Слепив из снега ком, я размахнулась и что было сил кинула его в Эдварда. Едва соприкоснувшись с ним, снежок, словно угодив в кипяток, тут же исчез, а радужное сияние Каллена стало еще ярче.
- Почему тогда снег, который ты берешь в руки, не исчезает мгновенно? – спросила я у Эдварда, продолжая откровенно любоваться его невероятной во всех смыслах красотой.
- Хороший вопрос, но я не знаю на него ответа. Я просто хочу слепить снежок, и могу его слепить. – Он нарочито медленно наклонился и снова сгреб ладонью снег.
- Ну нет! Это уже свинство какое-то! – решив сменить тактику, обиженно надулась я. – Ты будешь безнаказанно швырять в меня снегом, а мне что делать?
- Можешь попробовать убежать, - явно с трудом сдерживая смех, предложил он. – Если помнишь, выйти на улицу было твоей идеей.
Я пожала плечами, но тут же развернулась и побежала, ожидая, что мне в спину вот-вот прилетит очередной снежок.
Однако вместо этого Эдвард вдруг обхватил меня руками и развернул лицом к себе так быстро, что у меня закружилась голова и на мгновение потемнело в глазах.
- Убежать от меня не так-то просто, а? – многозначительно улыбнулся он, крепко прижимая к себе.
Мои ладони легли ему на грудь – северное сияние окружило их, пронзило насквозь. Теперь мои руки тоже наполнились радужным свечением, словно слились воедино с Эдвардом, стали его частью. Я подняла руки выше, скользнула пальцами по его щекам и задержала их на затылке, обняв за шею.
"Интересно, какими были бы на ощупь его волосы, если бы он…" – я оборвала себя. Просто не смогла произнести эти слова даже мысленно, не захотела лишний раз напоминать себе о том, что Эдвард, увы, не был и не мог быть обычным мужчиной, пусть даже я желала этого больше всего на свете.
- Дело в том, что я просто не хочу от тебя убегать, - глядя на него снизу вверх, призналась я.
- Зря ты это сказала, - тихо проговорил он, наклоняясь ко мне.
Его ладони обхватили мое лицо, а губы накрыли мой рот поцелуем. Дыхание перехватило от ощущения, будто я резко вдохнула обжигающий морозный воздух. Поцелуй Эдварда причинял мне боль и… доставлял безумное удовольствие. И я, словно самая настоящая мазохистка, все теснее прижималась к нему, с рвущимся из груди стоном углубляла наш поцелуй, чувствуя, что мне этого мало, мало, мало!..
Проникающий в меня колючий холод каким-то непостижимым образом постепенно превращался в жар, плавящий мои внутренности. Я таяла в ледяных объятиях Эдварда, как сугроб под лучами весеннего солнца, краем сознания понимая, что моя жизнь уже никогда не сможет стать прежней.
❆❆❆
Месяц пролетел слишком быстро, как один день. Очень хороший, даже счастливый день. Все чаще мне в голову приходила мысль, что Эдвард оказался тем, с кем я хотела бы провести всю свою жизнь. Он вел себя, как совершенно обычный мужчина, и порой я напрочь забывала, что на самом деле это не так.
Для меня Эдвард был живее всех живых, самым реальным и настоящим, со своими недостатками и "тараканами" в голове, за "выкрутасами" которых я просто с интересом наблюдала, не испытывая ни малейшего желания избавиться от них или хотя бы выдрессировать, как это обычно бывало с "тараканами" мужчин, стремительно пересекавших мою жизнь, словно транзитный вокзал.
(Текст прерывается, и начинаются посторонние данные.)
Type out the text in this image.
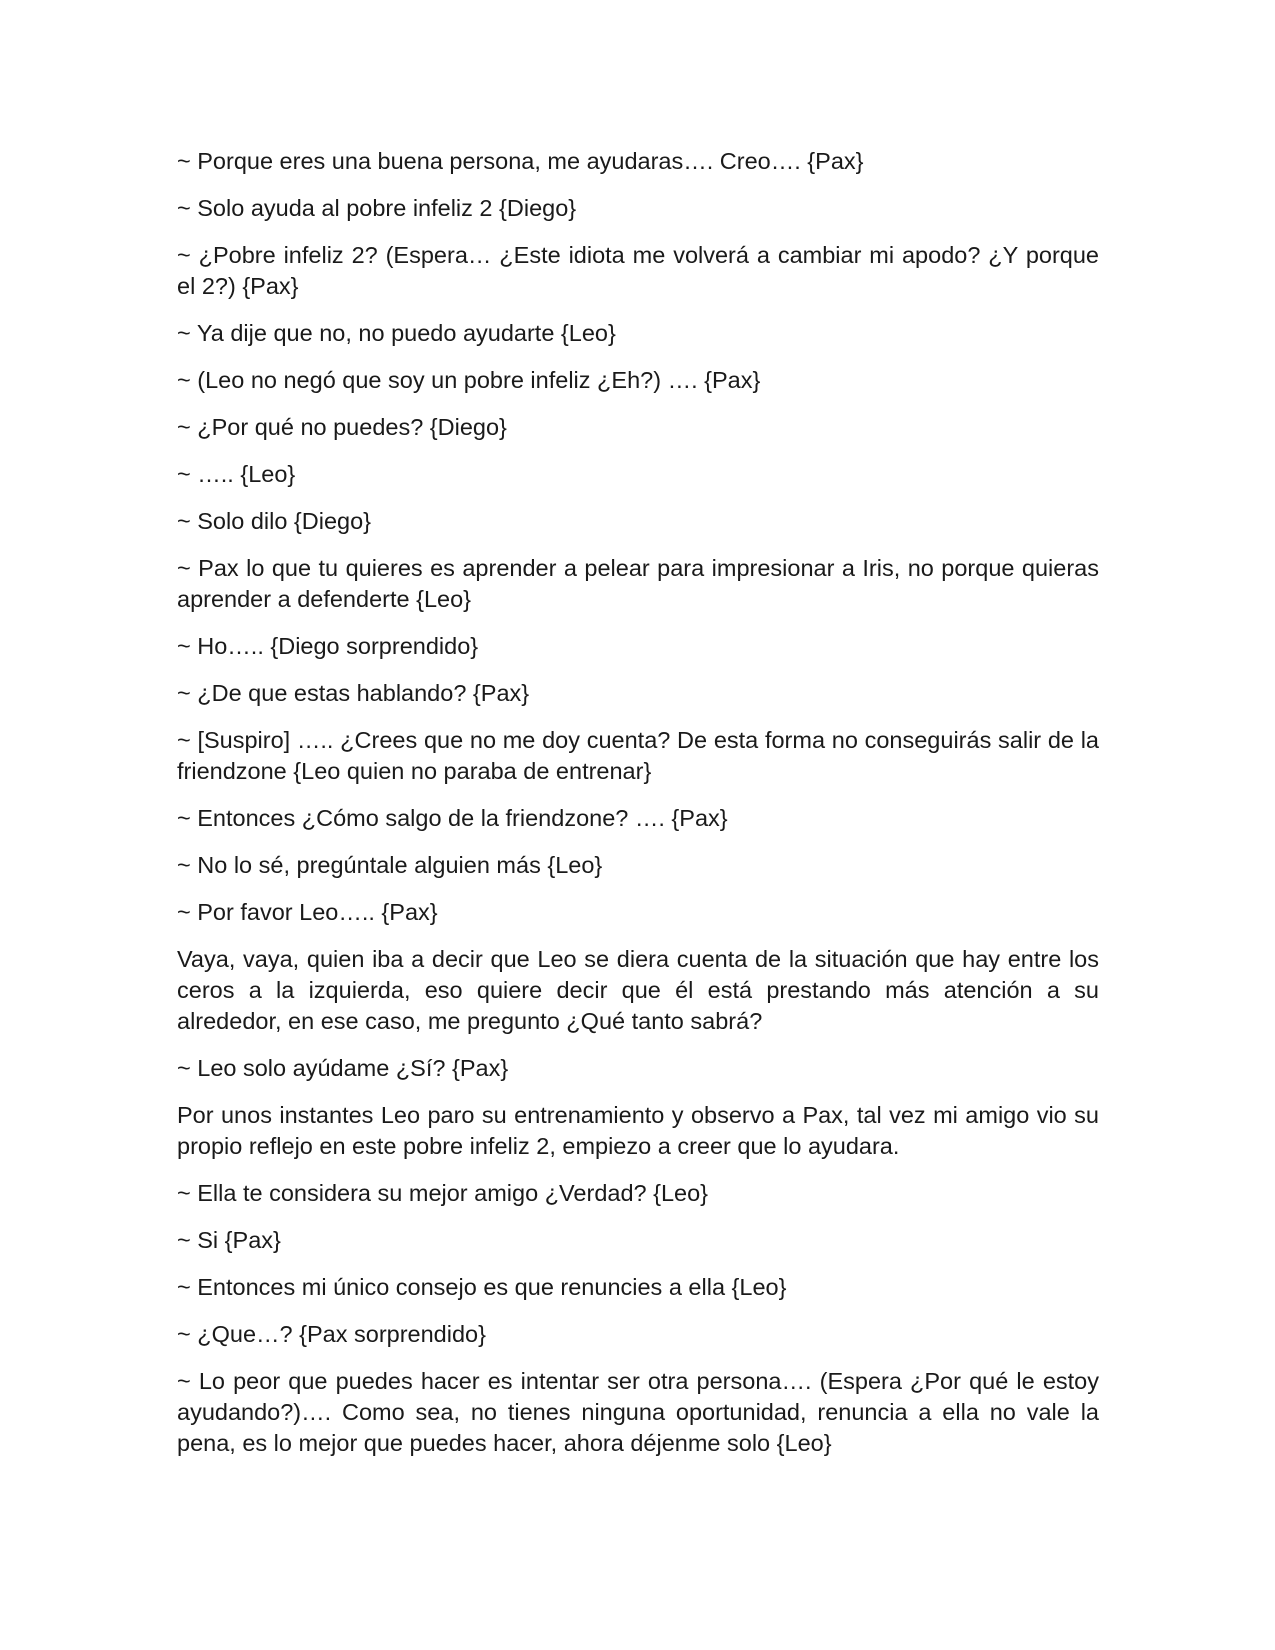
~ Porque eres una buena persona, me ayudaras…. Creo…. {Pax}

~ Solo ayuda al pobre infeliz 2 {Diego}

~ ¿Pobre infeliz 2? (Espera… ¿Este idiota me volverá a cambiar mi apodo? ¿Y porque el 2?) {Pax}

~ Ya dije que no, no puedo ayudarte {Leo}

~ (Leo no negó que soy un pobre infeliz ¿Eh?) …. {Pax}

~ ¿Por qué no puedes? {Diego}

~ ….. {Leo}

~ Solo dilo {Diego}

~ Pax lo que tu quieres es aprender a pelear para impresionar a Iris, no porque quieras aprender a defenderte {Leo}

~ Ho….. {Diego sorprendido}

~ ¿De que estas hablando? {Pax}

~ [Suspiro] ….. ¿Crees que no me doy cuenta? De esta forma no conseguirás salir de la friendzone {Leo quien no paraba de entrenar}

~ Entonces ¿Cómo salgo de la friendzone? …. {Pax}

~ No lo sé, pregúntale alguien más {Leo}

~ Por favor Leo….. {Pax}

Vaya, vaya, quien iba a decir que Leo se diera cuenta de la situación que hay entre los ceros a la izquierda, eso quiere decir que él está prestando más atención a su alrededor, en ese caso, me pregunto ¿Qué tanto sabrá?

~ Leo solo ayúdame ¿Sí? {Pax}

Por unos instantes Leo paro su entrenamiento y observo a Pax, tal vez mi amigo vio su propio reflejo en este pobre infeliz 2, empiezo a creer que lo ayudara.

~ Ella te considera su mejor amigo ¿Verdad? {Leo}

~ Si {Pax}

~ Entonces mi único consejo es que renuncies a ella {Leo}

~ ¿Que…? {Pax sorprendido}

~ Lo peor que puedes hacer es intentar ser otra persona…. (Espera ¿Por qué le estoy ayudando?)…. Como sea, no tienes ninguna oportunidad, renuncia a ella no vale la pena, es lo mejor que puedes hacer, ahora déjenme solo {Leo}
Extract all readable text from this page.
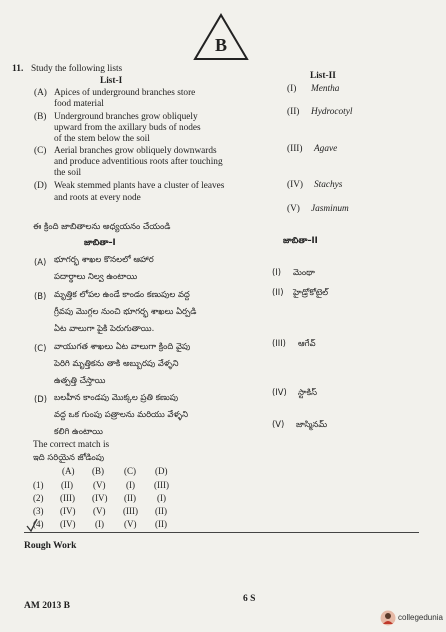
B
11. Study the following lists
List-I	List-II
(A) Apices of underground branches store
food material
(B) Underground branches grow obliquely
upward from the axillary buds of nodes
of the stem below the soil
(C) Aerial branches grow obliquely downwards
and produce adventitious roots after touching
the soil
(D) Weak stemmed plants have a cluster of leaves
and roots at every node
(I) Mentha
(II) Hydrocotyl
(III) Agave
(IV) Stachys
(V) Jasminum
ఈ క్రింది జాబితాలను అధ్యయనం చేయండి
జాబితా–I	జాబితా–II
(A) భూగర్భ శాఖల కొనలలో ఆహార
పదార్థాలు నిల్వ ఉంటాయి
(B) మృత్తిక లోపల ఉండే కాండం కణుపుల వద్ద
గ్రీవపు మొగ్గల నుంచి భూగర్భ శాఖలు ఏర్పడి
ఏట వాలుగా పైకి పెరుగుతాయి.
(C) వాయుగత శాఖలు ఏట వాలుగా క్రింది వైపు
పెరిగి మృత్తికను తాకి అబ్బురపు వేళ్ళని
ఉత్పత్తి చేస్తాయి
(D) బలహీన కాండపు మొక్కల ప్రతి కణుపు
వద్ద ఒక గుంపు పత్రాలను మరియు వేళ్ళని
కలిగి ఉంటాయి
(I) మెంథా
(II) హైడ్రోకోటైల్
(III) ఆగేవ్
(IV) స్టాకిస్
(V) జాస్మినమ్
The correct match is
ఇది సరియైన జోడింపు
(A) (B) (C) (D)
(1) (II) (V) (I) (III)
(2) (III) (IV) (II) (I)
(3) (IV) (V) (III) (II)
(4) (IV) (I) (V) (II)
Rough Work
AM 2013 B
6 S
collegedunia
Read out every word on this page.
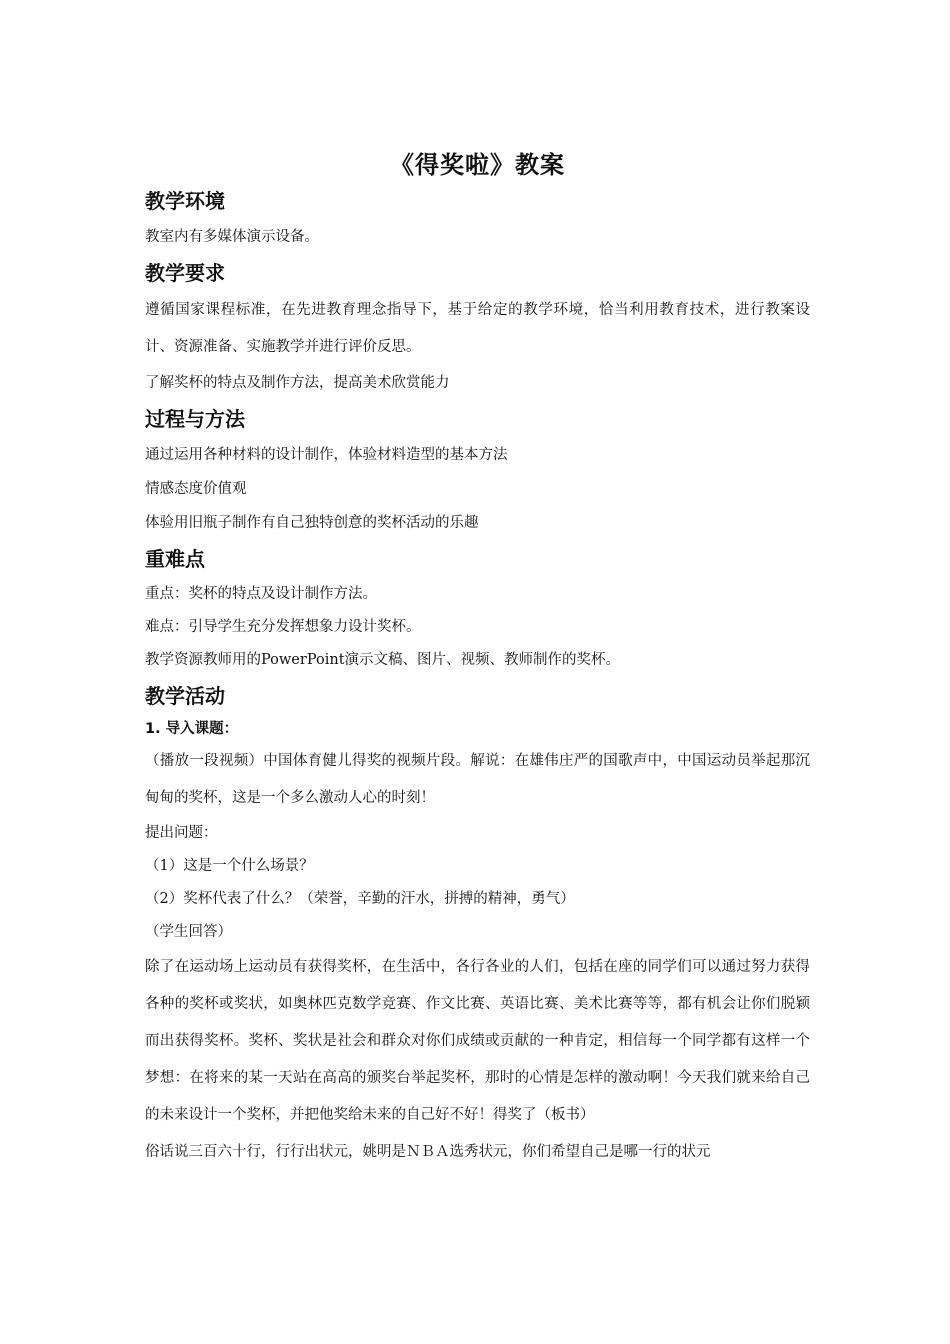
《得奖啦》教案
教学环境

教室内有多媒体演示设备。

教学要求

遵循国家课程标准，在先进教育理念指导下，基于给定的教学环境，恰当利用教育技术，进行教案设计、资源准备、实施教学并进行评价反思。

了解奖杯的特点及制作方法，提高美术欣赏能力

过程与方法

通过运用各种材料的设计制作，体验材料造型的基本方法

情感态度价值观

体验用旧瓶子制作有自己独特创意的奖杯活动的乐趣

重难点

重点：奖杯的特点及设计制作方法。

难点：引导学生充分发挥想象力设计奖杯。

教学资源教师用的PowerPoint演示文稿、图片、视频、教师制作的奖杯。

教学活动
1. 导入课题：

（播放一段视频）中国体育健儿得奖的视频片段。解说：在雄伟庄严的国歌声中，中国运动员举起那沉甸甸的奖杯，这是一个多么激动人心的时刻！

提出问题：

（1）这是一个什么场景？

（2）奖杯代表了什么？（荣誉，辛勤的汗水，拼搏的精神，勇气）

（学生回答）

除了在运动场上运动员有获得奖杯，在生活中，各行各业的人们，包括在座的同学们可以通过努力获得各种的奖杯或奖状，如奥林匹克数学竞赛、作文比赛、英语比赛、美术比赛等等，都有机会让你们脱颖而出获得奖杯。奖杯、奖状是社会和群众对你们成绩或贡献的一种肯定，相信每一个同学都有这样一个梦想：在将来的某一天站在高高的颁奖台举起奖杯，那时的心情是怎样的激动啊！今天我们就来给自己的未来设计一个奖杯，并把他奖给未来的自己好不好！得奖了（板书）

俗话说三百六十行，行行出状元，姚明是ＮＢＡ选秀状元，你们希望自己是哪一行的状元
Но даже в самые лучшие наши с Эдвардом мгновения я не могла забыть о дамокловом мече, висевшем у нас над головами. И чем ближе подкрадывалась весна, тем ниже опускался этот меч. Я знала, что неизбежно наступит день, когда Эдвард снова исчезнет, но не могла смириться с этим.
Синоптики и прежде не вызывали во мне теплых чувств, а узнав, что в этом году они клятвенно обещают чикагцам раннюю весну, я возненавидела их всей душой.
Всю последнюю неделю января я каждый день начинала и заканчивала тем, что читала в интернете прогноз погоды. Эдвард наблюдал за моими, по большому счету, бессмысленными манипуляциями, и в его болотно-зеленых глазах отражалась глубокая печаль.
- Завтра температура поднимется выше нуля и с каждым днем будет только расти, - открыв нужную закладку на смартфоне, пробормотала я. Внутри меня все оборвалось и ухнуло куда-то вниз. - Эдвард, - жалобно позвала я, швырнув телефон на кровать.
Он стоял, скрестив на груди руки, и смотрел в окно, за которым молочной белизной разлился густой туман, но тут же обернулся и попытался изобразить ободряющую улыбку:
- Думаю, еще неделя у нас точно есть.
- Это все, что ты можешь сказать?! – сделав шаг к нему я остановилась и обхватила себя руками. В присутствии Эдварда из моего рта всегда шел пар, но сейчас впервые мне вдруг стало по-настоящему холодно.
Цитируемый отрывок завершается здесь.